Renal cell carcinoma (RCC) is a heterogeneous group of cancer resulting from renal tubular epithelial cells and is one of the top ten cancers worldwide
8. RCC is the most common type of renal tumor, which is about five percent of all cancers in men and three percent in women, with an increased incidence in the last decade
9. According to the Surveillance Epidemiology and End Results (SEER; the United States) database, the mean age of RCC patients is 64 years, and has almost a normal distribution. If someone younger than 46 years of age (lowest decimal of the age distribution) is diagnosed with RCC, the possibility of an underlying hereditary kidney cancer syndrome should be taken into account as it accounts for 3–5% of all RCCs
10. Most common metastasis in RCC occurs to the lung, retroperitoneum, bone, and brain, and to the liver to a lesser extent
11. We also observed lung metastasis in our patient.
For patients with surgically resectable RCC, the standard of care is partial or radical nephrectomy and surgical excision with a curative intent. However, patients with inoperable or metastatic RCC are systematically treated with target agents and/or immune control point inhibitors. RCC is very vascular, and therefore, sorafenib, sunitinib, pazopanib, axitinib, lenvatinib, and cabozantinib, which are tyrosine kinase inhibitors targeting the VEGF signaling axis, are used for first- and secondline metastatic RCC therapy12-14. Agents targeting the mammalian target of rapamycin are used. Recent studies have focused on the combination of anti-VEGF therapy with new generation immune control point inhibitors, such as antibodies against the programmed cell death protein ligand 1 (PDL1) (avelumab and atezolizumab) and 1 (PD1) (nivolumab and pembrolizumab)15. Another combination (Checkmate 214, NCT02231749) is nivolumab with ipilimumab, the latter of which is an inhibitor of the T cell control point cytotoxic T-lymphocyte-associated protein 4 (CTLA-4)16. This combinations are recommended at the category 1 level of the first-line therapy for metastatic RCC patients, who are at middle and high-risk. Our patient was at high risk but could not receive that combination for treatment because his health insurance did not cover it. He received Pazopanib 800 mg in the first-line therapy and tolerated it without any side effects. At first, the therapy resulted in rapid clinical improvement, however, he died from severe tumor burden and DIC at the end of the second month of treatment. One RCC patient with low tumor burden received pazopanib treatment after three cycles of chemotherapy and then were followed up in the 11th month6. However, another patient with severe clinical manifestation of RCC was receiving anticoagulant therapy but died four weeks after her admission before she started receiving treatment for the disease5. According to a study on 1117 patients with solid tumors, those with overt DIC (9 months) had significantly lower survival rates than those with non-overt DIC (14 months) (p =0.005). This indicates that serious complications, such as DIC, have a great impact on cancer outcomes4.

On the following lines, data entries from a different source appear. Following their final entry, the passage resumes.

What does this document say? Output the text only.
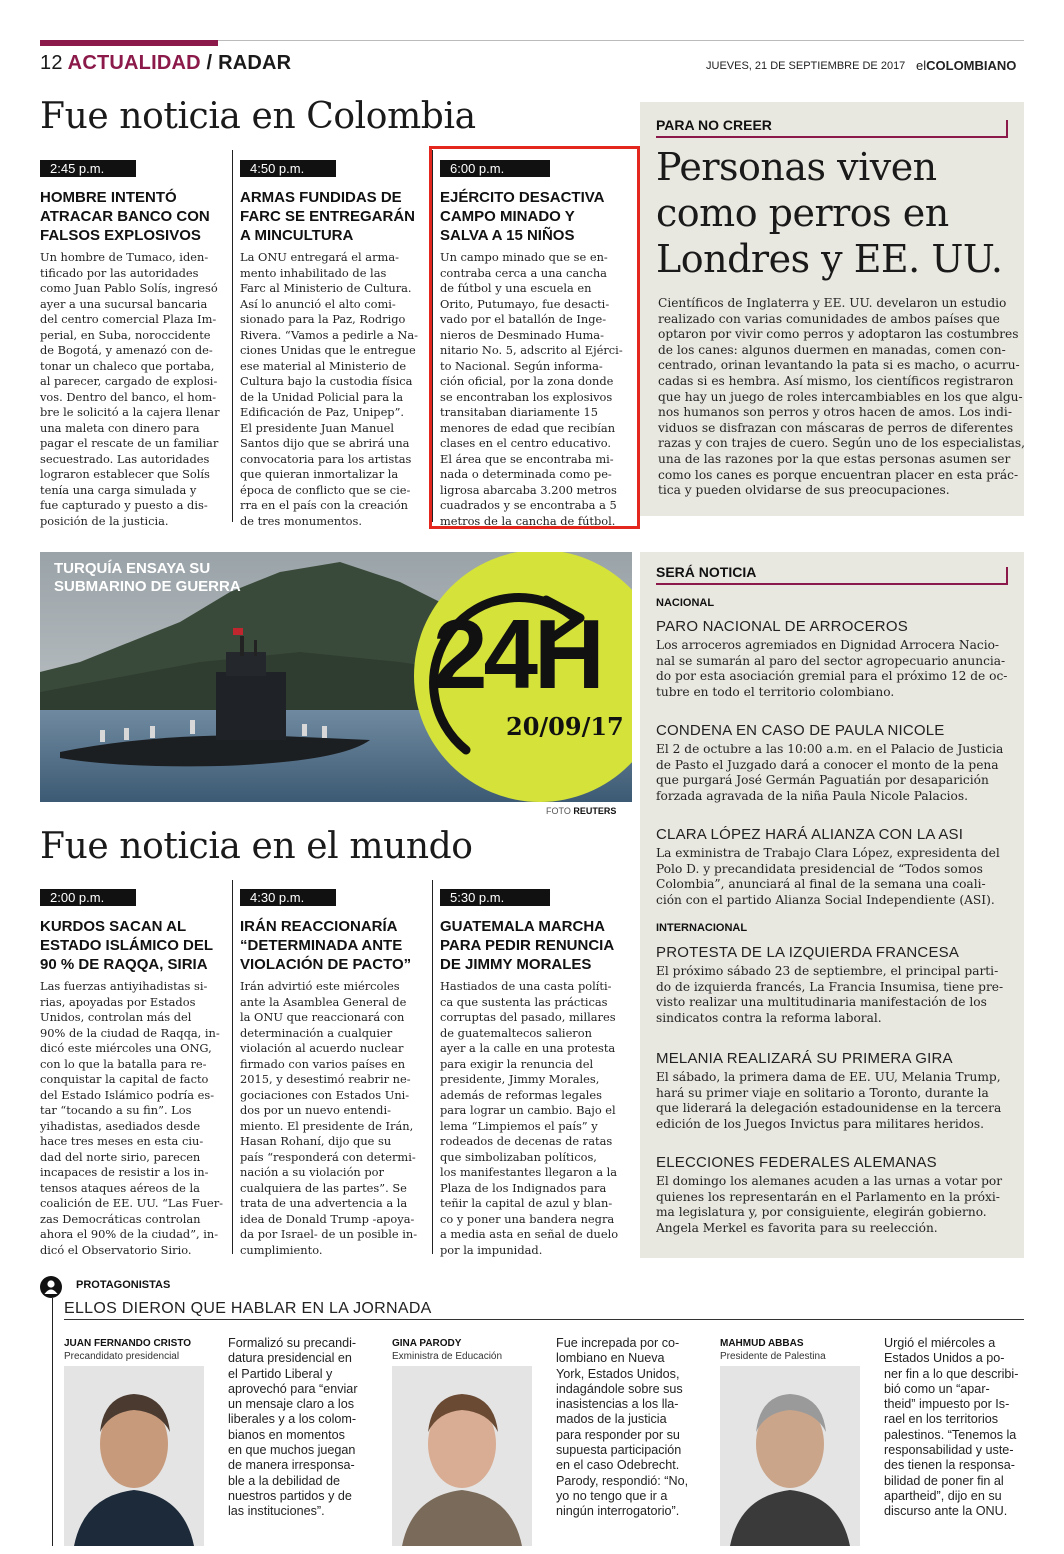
12 ACTUALIDAD / RADAR	JUEVES, 21 DE SEPTIEMBRE DE 2017 elCOLOMBIANO
Fue noticia en Colombia
2:45 p.m.
HOMBRE INTENTÓ ATRACAR BANCO CON FALSOS EXPLOSIVOS
Un hombre de Tumaco, iden-
tificado por las autoridades
como Juan Pablo Solís, ingresó
ayer a una sucursal bancaria
del centro comercial Plaza Im-
perial, en Suba, noroccidente
de Bogotá, y amenazó con de-
tonar un chaleco que portaba,
al parecer, cargado de explosi-
vos. Dentro del banco, el hom-
bre le solicitó a la cajera llenar
una maleta con dinero para
pagar el rescate de un familiar
secuestrado. Las autoridades
lograron establecer que Solís
tenía una carga simulada y
fue capturado y puesto a dis-
posición de la justicia.
4:50 p.m.
ARMAS FUNDIDAS DE FARC SE ENTREGARÁN A MINCULTURA
La ONU entregará el arma-
mento inhabilitado de las
Farc al Ministerio de Cultura.
Así lo anunció el alto comi-
sionado para la Paz, Rodrigo
Rivera. “Vamos a pedirle a Na-
ciones Unidas que le entregue
ese material al Ministerio de
Cultura bajo la custodia física
de la Unidad Policial para la
Edificación de Paz, Unipep”.
El presidente Juan Manuel
Santos dijo que se abrirá una
convocatoria para los artistas
que quieran inmortalizar la
época de conflicto que se cie-
rra en el país con la creación
de tres monumentos.
6:00 p.m.
EJÉRCITO DESACTIVA CAMPO MINADO Y SALVA A 15 NIÑOS
Un campo minado que se en-
contraba cerca a una cancha
de fútbol y una escuela en
Orito, Putumayo, fue desacti-
vado por el batallón de Inge-
nieros de Desminado Huma-
nitario No. 5, adscrito al Ejérci-
to Nacional. Según informa-
ción oficial, por la zona donde
se encontraban los explosivos
transitaban diariamente 15
menores de edad que recibían
clases en el centro educativo.
El área que se encontraba mi-
nada o determinada como pe-
ligrosa abarcaba 3.200 metros
cuadrados y se encontraba a 5
metros de la cancha de fútbol.
PARA NO CREER
Personas viven
como perros en
Londres y EE. UU.
Científicos de Inglaterra y EE. UU. develaron un estudio
realizado con varias comunidades de ambos países que
optaron por vivir como perros y adoptaron las costumbres
de los canes: algunos duermen en manadas, comen con-
centrado, orinan levantando la pata si es macho, o acurru-
cadas si es hembra. Así mismo, los científicos registraron
que hay un juego de roles intercambiables en los que algu-
nos humanos son perros y otros hacen de amos. Los indi-
viduos se disfrazan con máscaras de perros de diferentes
razas y con trajes de cuero. Según uno de los especialistas,
una de las razones por la que estas personas asumen ser
como los canes es porque encuentran placer en esta prác-
tica y pueden olvidarse de sus preocupaciones.
TURQUÍA ENSAYA SU
SUBMARINO DE GUERRA
24H
20/09/17
FOTO REUTERS
Fue noticia en el mundo
2:00 p.m.
KURDOS SACAN AL ESTADO ISLÁMICO DEL 90 % DE RAQQA, SIRIA
Las fuerzas antiyihadistas si-
rias, apoyadas por Estados
Unidos, controlan más del
90% de la ciudad de Raqqa, in-
dicó este miércoles una ONG,
con lo que la batalla para re-
conquistar la capital de facto
del Estado Islámico podría es-
tar “tocando a su fin”. Los
yihadistas, asediados desde
hace tres meses en esta ciu-
dad del norte sirio, parecen
incapaces de resistir a los in-
tensos ataques aéreos de la
coalición de EE. UU. “Las Fuer-
zas Democráticas controlan
ahora el 90% de la ciudad”, in-
dicó el Observatorio Sirio.
4:30 p.m.
IRÁN REACCIONARÍA “DETERMINADA ANTE VIOLACIÓN DE PACTO”
Irán advirtió este miércoles
ante la Asamblea General de
la ONU que reaccionará con
determinación a cualquier
violación al acuerdo nuclear
firmado con varios países en
2015, y desestimó reabrir ne-
gociaciones con Estados Uni-
dos por un nuevo entendi-
miento. El presidente de Irán,
Hasan Rohaní, dijo que su
país “responderá con determi-
nación a su violación por
cualquiera de las partes”. Se
trata de una advertencia a la
idea de Donald Trump -apoya-
da por Israel- de un posible in-
cumplimiento.
5:30 p.m.
GUATEMALA MARCHA PARA PEDIR RENUNCIA DE JIMMY MORALES
Hastiados de una casta políti-
ca que sustenta las prácticas
corruptas del pasado, millares
de guatemaltecos salieron
ayer a la calle en una protesta
para exigir la renuncia del
presidente, Jimmy Morales,
además de reformas legales
para lograr un cambio. Bajo el
lema “Limpiemos el país” y
rodeados de decenas de ratas
que simbolizaban políticos,
los manifestantes llegaron a la
Plaza de los Indignados para
teñir la capital de azul y blan-
co y poner una bandera negra
a media asta en señal de duelo
por la impunidad.
SERÁ NOTICIA
NACIONAL
PARO NACIONAL DE ARROCEROS
Los arroceros agremiados en Dignidad Arrocera Nacio-
nal se sumarán al paro del sector agropecuario anuncia-
do por esta asociación gremial para el próximo 12 de oc-
tubre en todo el territorio colombiano.
CONDENA EN CASO DE PAULA NICOLE
El 2 de octubre a las 10:00 a.m. en el Palacio de Justicia
de Pasto el Juzgado dará a conocer el monto de la pena
que purgará José Germán Paguatián por desaparición
forzada agravada de la niña Paula Nicole Palacios.
CLARA LÓPEZ HARÁ ALIANZA CON LA ASI
La exministra de Trabajo Clara López, expresidenta del
Polo D. y precandidata presidencial de “Todos somos
Colombia”, anunciará al final de la semana una coali-
ción con el partido Alianza Social Independiente (ASI).
INTERNACIONAL
PROTESTA DE LA IZQUIERDA FRANCESA
El próximo sábado 23 de septiembre, el principal parti-
do de izquierda francés, La Francia Insumisa, tiene pre-
visto realizar una multitudinaria manifestación de los
sindicatos contra la reforma laboral.
MELANIA REALIZARÁ SU PRIMERA GIRA
El sábado, la primera dama de EE. UU, Melania Trump,
hará su primer viaje en solitario a Toronto, durante la
que liderará la delegación estadounidense en la tercera
edición de los Juegos Invictus para militares heridos.
ELECCIONES FEDERALES ALEMANAS
El domingo los alemanes acuden a las urnas a votar por
quienes los representarán en el Parlamento en la próxi-
ma legislatura y, por consiguiente, elegirán gobierno.
Angela Merkel es favorita para su reelección.
PROTAGONISTAS
ELLOS DIERON QUE HABLAR EN LA JORNADA
JUAN FERNANDO CRISTO
Precandidato presidencial
Formalizó su precandi-
datura presidencial en
el Partido Liberal y
aprovechó para “enviar
un mensaje claro a los
liberales y a los colom-
bianos en momentos
en que muchos juegan
de manera irresponsa-
ble a la debilidad de
nuestros partidos y de
las instituciones”.
GINA PARODY
Exministra de Educación
Fue increpada por co-
lombiano en Nueva
York, Estados Unidos,
indagándole sobre sus
inasistencias a los lla-
mados de la justicia
para responder por su
supuesta participación
en el caso Odebrecht.
Parody, respondió: “No,
yo no tengo que ir a
ningún interrogatorio”.
MAHMUD ABBAS
Presidente de Palestina
Urgió el miércoles a
Estados Unidos a po-
ner fin a lo que describi-
bió como un “apar-
theid” impuesto por Is-
rael en los territorios
palestinos. “Tenemos la
responsabilidad y uste-
des tienen la responsa-
bilidad de poner fin al
apartheid”, dijo en su
discurso ante la ONU.
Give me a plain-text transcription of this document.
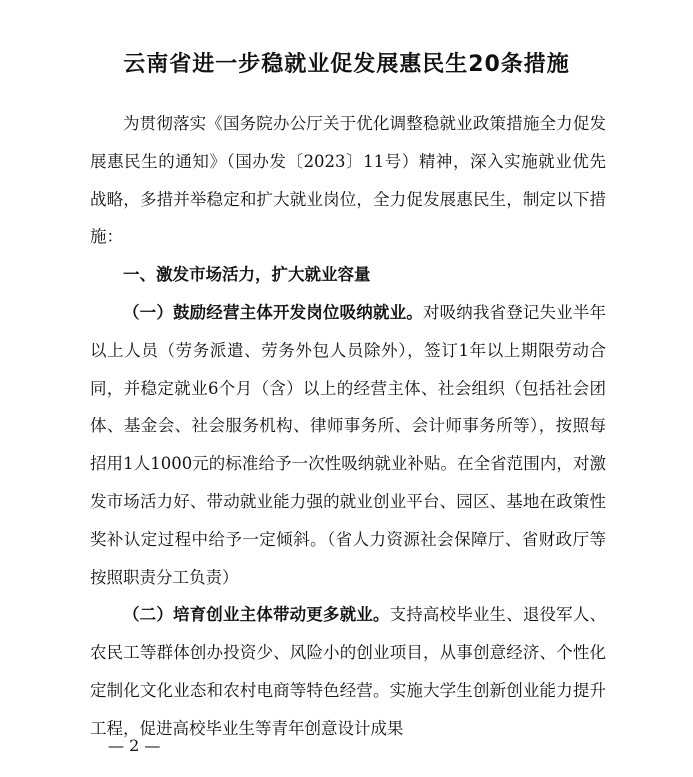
云南省进一步稳就业促发展惠民生20条措施

为贯彻落实《国务院办公厅关于优化调整稳就业政策措施全力促发展惠民生的通知》（国办发〔2023〕11号）精神，深入实施就业优先战略，多措并举稳定和扩大就业岗位，全力促发展惠民生，制定以下措施：

一、激发市场活力，扩大就业容量

（一）鼓励经营主体开发岗位吸纳就业。对吸纳我省登记失业半年以上人员（劳务派遣、劳务外包人员除外），签订1年以上期限劳动合同，并稳定就业6个月（含）以上的经营主体、社会组织（包括社会团体、基金会、社会服务机构、律师事务所、会计师事务所等），按照每招用1人1000元的标准给予一次性吸纳就业补贴。在全省范围内，对激发市场活力好、带动就业能力强的就业创业平台、园区、基地在政策性奖补认定过程中给予一定倾斜。（省人力资源社会保障厅、省财政厅等按照职责分工负责）

（二）培育创业主体带动更多就业。支持高校毕业生、退役军人、农民工等群体创办投资少、风险小的创业项目，从事创意经济、个性化定制化文化业态和农村电商等特色经营。实施大学生创新创业能力提升工程，促进高校毕业生等青年创意设计成果

— 2 —
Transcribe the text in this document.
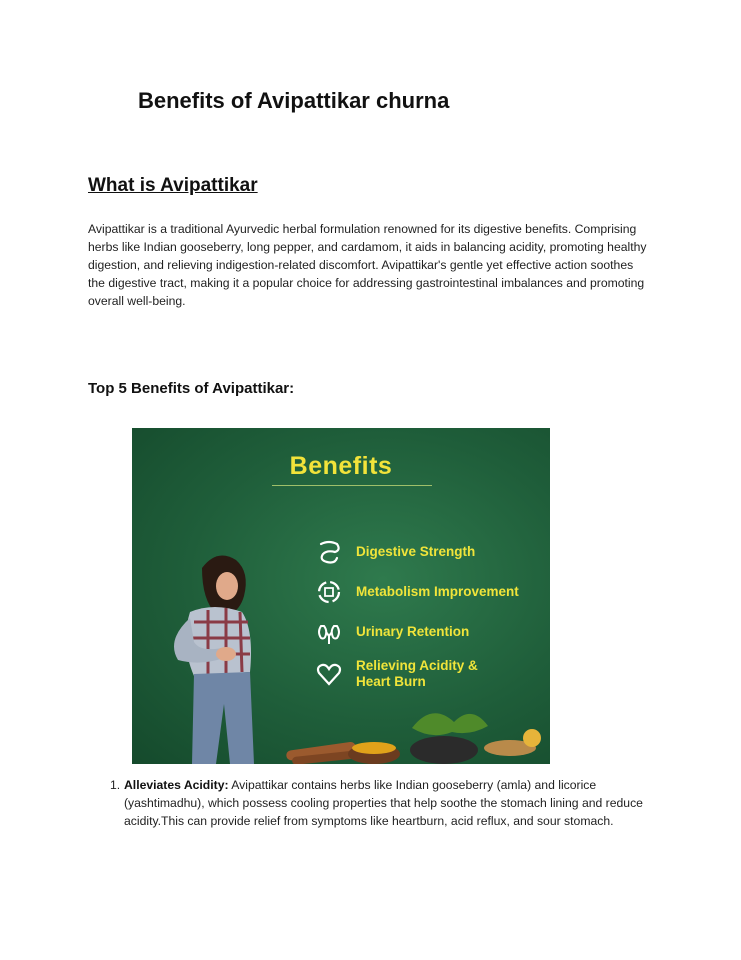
Benefits of Avipattikar churna
What is Avipattikar

Avipattikar is a traditional Ayurvedic herbal formulation renowned for its digestive benefits. Comprising herbs like Indian gooseberry, long pepper, and cardamom, it aids in balancing acidity, promoting healthy digestion, and relieving indigestion-related discomfort. Avipattikar's gentle yet effective action soothes the digestive tract, making it a popular choice for addressing gastrointestinal imbalances and promoting overall well-being.

Top 5 Benefits of Avipattikar:
Benefits
Digestive Strength
Metabolism Improvement
Urinary Retention
Relieving Acidity &
Heart Burn
1. Alleviates Acidity: Avipattikar contains herbs like Indian gooseberry (amla) and licorice (yashtimadhu), which possess cooling properties that help soothe the stomach lining and reduce acidity.This can provide relief from symptoms like heartburn, acid reflux, and sour stomach.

Patients with cancer may sometimes present with venous thromboembolism or pulmonary embolism before the diagnosis of cancer. However, thrombotic complications of cancer are not limited to thrombosis but may manifest themselves with other signs of procoagulant state in its most fulminant form presenting as DIC17. The clinical manifestation of DIC in cancer may be thrombosis, bleeding, or the combination of the two1. Thrombotic microangiopathy may also occur18. Our patient was also admitted to the clinic due to bleeding and thrombosis, which are signs of a severe procoagulant state. Laboratory findings are necessary to confirm a diagnosis. Acute DIC almost always presents with thrombocytopenia and microangiopathic hemolytic anemia.
The treatment of underlying disease for DIC is the most effective approach in cancer patients. However, supportive therapy has also been used in combination with targeted therapy to prevent rapid exacerbation of coagulopathy17. Targeted therapy depends on the type of cancer. Some of the target therapies are cytotoxic chemotherapy, immunotherapy, molecularly targeted therapy, radiation therapy, endocrine therapy, and surgical therapy. Targeted therapy is the most important cancer treatment, and success in the treatment of primary disease results in withdrawal of DIC19. As for anticoagulant therapy, chemotherapy combined with low molecular weight heparin reduces the mortality rate in patients with solid tumors17. On the other hand, recombinant human soluble thrombomodulin (thrombomodulin alfa, TM-α) improves DIC scores and treats solid tumors, at least temporarily, and results in prolonged survival rate when the control of DIC and treatment of the underlying disease are compatible 20. Our patient also received transfusion support and low molecular weight heparin therapy until he received treatment for the disease.